With all going well on the G/ATOR program itself, the biggest change in the program office over the last year has been an expansion of related program responsibilities.

“Back in January 2012, Secretary [Sean] Stackley [assistant secretary of the Navy for Research, Development and Acquisition] issued an Acquisition Decision Memorandum that brought some additional program work into this office,” Bond related. “It’s a collection of projects known as GBAD – ground-based air defense – and basically it starts with the man-portable Stinger as it is currently deployed by the Marines in our [Low Altitude] Air Defense [LAAD] battalions. Along the way we will modernize that capability somewhat, evolving it towards a more automated system and G/ATOR will be the fire control radar that directs it all.”

Cautioning that the long-term project vision was still being formulated, he offered, “The 10-year strategic view is that downstream these programs will intersect. G/ATOR will continue to evolve, and in parallel, we will bring forward the missile defense capability beyond the current ‘Stinger on the shoulder of a Marine’ concept. The result is that five to 10 years from now we will get to a more automated, more capable system in which G/ATOR will be the eyes and the next-generation weapon will be the teeth.”

Asked about future challenges, Bond was quick to cite the universal focus on demonstrating program cost efficiencies to safeguard precious taxpayer dollars.

He also acknowledged the fact that planned movement to GaN technology does come with some risk.

“Moving into that new technology is not risk free,” he said. “If it was already out there, we would be using it today. Instead it’s a move that we have tried to time to where the risk is a little down and the potential gain is very much up.
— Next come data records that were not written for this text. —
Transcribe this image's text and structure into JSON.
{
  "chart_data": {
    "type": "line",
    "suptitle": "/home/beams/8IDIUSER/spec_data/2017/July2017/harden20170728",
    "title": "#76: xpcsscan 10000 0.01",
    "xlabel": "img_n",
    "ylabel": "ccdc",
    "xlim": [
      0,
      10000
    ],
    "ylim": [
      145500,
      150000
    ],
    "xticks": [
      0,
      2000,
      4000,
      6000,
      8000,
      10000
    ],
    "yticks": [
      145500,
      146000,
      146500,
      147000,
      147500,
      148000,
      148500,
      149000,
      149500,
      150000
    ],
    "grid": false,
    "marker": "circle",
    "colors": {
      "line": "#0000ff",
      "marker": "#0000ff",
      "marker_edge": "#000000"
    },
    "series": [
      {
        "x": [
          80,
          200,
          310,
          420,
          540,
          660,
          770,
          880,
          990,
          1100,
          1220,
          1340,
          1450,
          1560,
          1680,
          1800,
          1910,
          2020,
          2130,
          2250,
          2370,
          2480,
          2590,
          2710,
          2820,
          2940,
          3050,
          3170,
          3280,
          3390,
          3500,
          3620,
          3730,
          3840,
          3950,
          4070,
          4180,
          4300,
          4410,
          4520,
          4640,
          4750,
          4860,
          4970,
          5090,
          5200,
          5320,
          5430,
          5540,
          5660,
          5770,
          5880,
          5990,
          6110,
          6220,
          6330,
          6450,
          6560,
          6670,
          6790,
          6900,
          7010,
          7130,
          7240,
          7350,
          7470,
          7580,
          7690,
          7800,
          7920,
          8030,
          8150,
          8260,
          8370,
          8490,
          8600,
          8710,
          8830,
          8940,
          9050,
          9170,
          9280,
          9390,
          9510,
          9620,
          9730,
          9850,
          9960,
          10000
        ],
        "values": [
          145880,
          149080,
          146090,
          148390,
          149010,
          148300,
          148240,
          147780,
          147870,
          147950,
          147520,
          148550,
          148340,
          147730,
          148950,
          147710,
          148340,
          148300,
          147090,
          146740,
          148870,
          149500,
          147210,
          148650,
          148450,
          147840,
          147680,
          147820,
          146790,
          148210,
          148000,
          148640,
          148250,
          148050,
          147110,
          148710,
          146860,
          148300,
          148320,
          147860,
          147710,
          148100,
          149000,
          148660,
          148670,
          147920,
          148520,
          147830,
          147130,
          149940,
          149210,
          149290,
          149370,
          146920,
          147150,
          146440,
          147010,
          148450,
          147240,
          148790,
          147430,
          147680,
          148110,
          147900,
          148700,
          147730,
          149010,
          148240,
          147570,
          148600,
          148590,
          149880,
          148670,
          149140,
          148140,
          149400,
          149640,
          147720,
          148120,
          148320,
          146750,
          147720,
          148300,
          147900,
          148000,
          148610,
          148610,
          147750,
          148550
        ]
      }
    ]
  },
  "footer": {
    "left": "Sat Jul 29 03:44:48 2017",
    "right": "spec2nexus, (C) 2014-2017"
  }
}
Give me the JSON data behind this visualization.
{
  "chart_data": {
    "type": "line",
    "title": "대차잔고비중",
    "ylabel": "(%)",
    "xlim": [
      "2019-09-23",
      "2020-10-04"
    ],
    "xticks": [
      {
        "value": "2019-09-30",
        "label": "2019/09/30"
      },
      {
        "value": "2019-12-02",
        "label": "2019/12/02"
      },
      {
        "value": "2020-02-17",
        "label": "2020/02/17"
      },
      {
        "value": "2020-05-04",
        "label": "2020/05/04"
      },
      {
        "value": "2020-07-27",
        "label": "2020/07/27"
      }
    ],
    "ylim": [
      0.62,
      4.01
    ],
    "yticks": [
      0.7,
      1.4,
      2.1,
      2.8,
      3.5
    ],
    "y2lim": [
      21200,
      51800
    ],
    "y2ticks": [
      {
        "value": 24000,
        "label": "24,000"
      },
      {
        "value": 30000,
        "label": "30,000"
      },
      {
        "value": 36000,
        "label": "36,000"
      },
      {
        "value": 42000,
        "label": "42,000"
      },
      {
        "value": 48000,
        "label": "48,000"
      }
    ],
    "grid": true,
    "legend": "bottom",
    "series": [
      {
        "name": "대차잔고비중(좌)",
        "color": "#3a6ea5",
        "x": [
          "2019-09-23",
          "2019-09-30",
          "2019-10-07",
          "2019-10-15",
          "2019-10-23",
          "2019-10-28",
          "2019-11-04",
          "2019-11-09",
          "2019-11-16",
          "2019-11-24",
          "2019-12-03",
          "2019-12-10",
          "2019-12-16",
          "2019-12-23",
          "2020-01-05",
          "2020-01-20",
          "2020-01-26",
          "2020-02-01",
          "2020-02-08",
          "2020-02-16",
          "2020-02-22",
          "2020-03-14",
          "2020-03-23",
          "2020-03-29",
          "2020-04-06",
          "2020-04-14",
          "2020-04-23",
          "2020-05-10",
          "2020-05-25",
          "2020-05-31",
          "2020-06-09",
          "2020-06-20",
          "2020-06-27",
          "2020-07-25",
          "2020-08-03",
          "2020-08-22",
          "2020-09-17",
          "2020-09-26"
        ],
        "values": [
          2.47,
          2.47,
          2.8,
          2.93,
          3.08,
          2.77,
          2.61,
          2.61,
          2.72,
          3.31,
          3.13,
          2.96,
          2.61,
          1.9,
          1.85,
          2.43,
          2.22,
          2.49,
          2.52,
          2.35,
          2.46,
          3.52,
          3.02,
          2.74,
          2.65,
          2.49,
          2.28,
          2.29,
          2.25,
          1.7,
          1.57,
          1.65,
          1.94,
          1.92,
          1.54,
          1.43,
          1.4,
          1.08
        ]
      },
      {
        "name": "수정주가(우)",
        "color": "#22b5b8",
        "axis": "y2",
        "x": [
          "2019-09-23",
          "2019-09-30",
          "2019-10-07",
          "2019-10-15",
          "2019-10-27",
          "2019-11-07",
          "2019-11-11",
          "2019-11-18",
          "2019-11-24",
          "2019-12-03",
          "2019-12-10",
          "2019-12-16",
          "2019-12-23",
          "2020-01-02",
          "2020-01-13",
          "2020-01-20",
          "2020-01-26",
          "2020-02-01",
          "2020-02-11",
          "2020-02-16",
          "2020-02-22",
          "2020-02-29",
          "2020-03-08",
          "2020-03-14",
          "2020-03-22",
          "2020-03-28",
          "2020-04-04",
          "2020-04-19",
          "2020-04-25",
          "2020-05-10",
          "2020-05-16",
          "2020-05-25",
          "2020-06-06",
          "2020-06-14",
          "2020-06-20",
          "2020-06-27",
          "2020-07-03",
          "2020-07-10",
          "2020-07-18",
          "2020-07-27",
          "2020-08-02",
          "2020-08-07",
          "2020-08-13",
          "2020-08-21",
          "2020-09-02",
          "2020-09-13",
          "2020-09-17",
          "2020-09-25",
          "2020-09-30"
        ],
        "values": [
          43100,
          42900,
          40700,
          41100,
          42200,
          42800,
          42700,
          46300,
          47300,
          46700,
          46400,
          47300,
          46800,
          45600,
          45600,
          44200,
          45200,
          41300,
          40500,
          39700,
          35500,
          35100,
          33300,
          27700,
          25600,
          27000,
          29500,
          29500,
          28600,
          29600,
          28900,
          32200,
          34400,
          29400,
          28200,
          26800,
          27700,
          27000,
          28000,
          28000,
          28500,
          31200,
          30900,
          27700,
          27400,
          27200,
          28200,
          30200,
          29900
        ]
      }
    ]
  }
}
“One of the things that will bring the risk down further is that the other services are also making some basic investments in the GaN semiconductor technology,” he continued. “It’s not just the Marine Corps, but the Navy and Air Force specifically are also making investments in GaN, somewhat in anticipation of their next-generation sensor systems. So we have the opportunity to come into that technology right behind their efforts to exploit the fact that they have reduced some of the risk and driven the cost out of it.

“But even having others go first does not mean that it will be totally risk free when we go there,” he cautioned. “There will be some inherent risk in the transition. But we are trying to mitigate that risk by letting some of these other explorations go first, and be our ‘canary in that gallium nitride coalmine’ if you will.”